Whole-Plant Cannabis Medicine
Various extraction methods (e.g., ethanol, solvent, grain alcohol, super-/sub-critical C02) help isolate CBD in an oil form, but some studies suggest that whole-plant cannabis might have greater medicinal benefits. For example, a study published in Molecular Cancer Therapeutics in 2014 investigated the effects of THC and CBD and found that whole-plant cannabis can prime glioma cancer cells to respond better to ionizing radiation. Dr. Sean McAllister, a government-backed researcher at the Pacific Medical Center, contributed to a 2010 study in the same journal that said “THC and cannabidiol (CBD) acted synergistically to inhibit cell proliferation,” while his other research found that CBD impairs metastatic cancers of the brain and breast by inhibiting ID-1 gene expression.

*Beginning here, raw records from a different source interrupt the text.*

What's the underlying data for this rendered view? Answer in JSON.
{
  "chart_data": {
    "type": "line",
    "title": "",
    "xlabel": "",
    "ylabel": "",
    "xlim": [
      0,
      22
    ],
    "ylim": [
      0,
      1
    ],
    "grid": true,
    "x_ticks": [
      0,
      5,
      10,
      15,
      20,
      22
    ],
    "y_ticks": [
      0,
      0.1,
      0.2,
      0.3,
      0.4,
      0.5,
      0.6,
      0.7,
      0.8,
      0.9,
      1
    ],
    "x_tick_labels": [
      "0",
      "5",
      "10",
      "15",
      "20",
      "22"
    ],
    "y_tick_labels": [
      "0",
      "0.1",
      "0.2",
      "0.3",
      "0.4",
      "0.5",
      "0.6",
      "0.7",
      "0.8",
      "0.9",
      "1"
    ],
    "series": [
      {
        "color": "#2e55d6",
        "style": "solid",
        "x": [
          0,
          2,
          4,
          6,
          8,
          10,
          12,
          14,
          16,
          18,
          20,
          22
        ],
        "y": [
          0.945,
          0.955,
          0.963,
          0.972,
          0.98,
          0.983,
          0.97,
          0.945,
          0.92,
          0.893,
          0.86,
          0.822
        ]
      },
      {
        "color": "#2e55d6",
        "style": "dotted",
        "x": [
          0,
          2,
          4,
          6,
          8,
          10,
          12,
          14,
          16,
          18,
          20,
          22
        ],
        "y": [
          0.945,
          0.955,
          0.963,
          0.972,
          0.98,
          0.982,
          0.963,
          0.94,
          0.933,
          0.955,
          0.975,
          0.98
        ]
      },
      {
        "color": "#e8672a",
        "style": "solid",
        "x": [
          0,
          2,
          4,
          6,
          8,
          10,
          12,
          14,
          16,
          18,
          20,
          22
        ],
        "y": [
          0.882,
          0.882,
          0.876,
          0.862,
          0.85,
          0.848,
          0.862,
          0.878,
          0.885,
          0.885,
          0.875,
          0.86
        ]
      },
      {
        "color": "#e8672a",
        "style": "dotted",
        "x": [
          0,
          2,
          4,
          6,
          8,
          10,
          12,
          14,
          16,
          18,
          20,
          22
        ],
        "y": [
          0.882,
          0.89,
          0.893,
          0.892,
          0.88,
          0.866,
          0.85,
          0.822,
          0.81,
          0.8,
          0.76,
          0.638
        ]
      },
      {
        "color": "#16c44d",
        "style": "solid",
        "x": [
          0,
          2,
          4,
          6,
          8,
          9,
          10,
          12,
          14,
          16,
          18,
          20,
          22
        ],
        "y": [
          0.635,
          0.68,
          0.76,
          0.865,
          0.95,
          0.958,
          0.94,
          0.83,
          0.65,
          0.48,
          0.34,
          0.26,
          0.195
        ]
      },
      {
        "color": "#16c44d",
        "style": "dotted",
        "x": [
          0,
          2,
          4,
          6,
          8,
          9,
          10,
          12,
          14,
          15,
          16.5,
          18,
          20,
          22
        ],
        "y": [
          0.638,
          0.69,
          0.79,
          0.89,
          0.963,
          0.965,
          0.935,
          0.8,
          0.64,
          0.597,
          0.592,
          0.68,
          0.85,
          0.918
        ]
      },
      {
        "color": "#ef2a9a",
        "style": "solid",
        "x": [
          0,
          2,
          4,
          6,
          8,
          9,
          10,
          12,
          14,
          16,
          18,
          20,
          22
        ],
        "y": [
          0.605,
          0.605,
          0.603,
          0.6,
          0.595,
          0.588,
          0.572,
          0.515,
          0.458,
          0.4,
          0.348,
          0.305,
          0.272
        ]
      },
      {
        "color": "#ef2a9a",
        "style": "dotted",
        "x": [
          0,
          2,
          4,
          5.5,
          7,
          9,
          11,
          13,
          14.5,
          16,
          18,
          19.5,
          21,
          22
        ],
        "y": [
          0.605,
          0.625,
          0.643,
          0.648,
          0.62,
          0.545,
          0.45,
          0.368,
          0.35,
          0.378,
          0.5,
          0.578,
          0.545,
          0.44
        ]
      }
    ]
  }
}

Higher amounts of CBD appear to reduce the psychoactive effects of THC, but interestingly, it also inhibits the breakdown of THC in the liver extending its therapeutic benefits. Additional studies show that THC helps CBD maximize its antioxidant potency.
The two cannabinoids seem to have a symbiotic relationship that fosters mutual enhancement, but that does not necessarily mean that whole-plant therapy is ideal for every disorder. In some cases, a single-cannabinoid therapy might be more efficacious, and the specific cannabinoid might be THC, CBD, CBN or an entirely different cannabis compound altogether. Likewise, the benefits of whole-plant therapies might be negligible or substantial depending on the particular disorder and the patient. These questions highlight the need for comprehensive clinical studies that provide more precise information about the medicinal use of cannabis compounds. The findings from such studies will better inform health professionals on the use of cannabinoid-based medicine.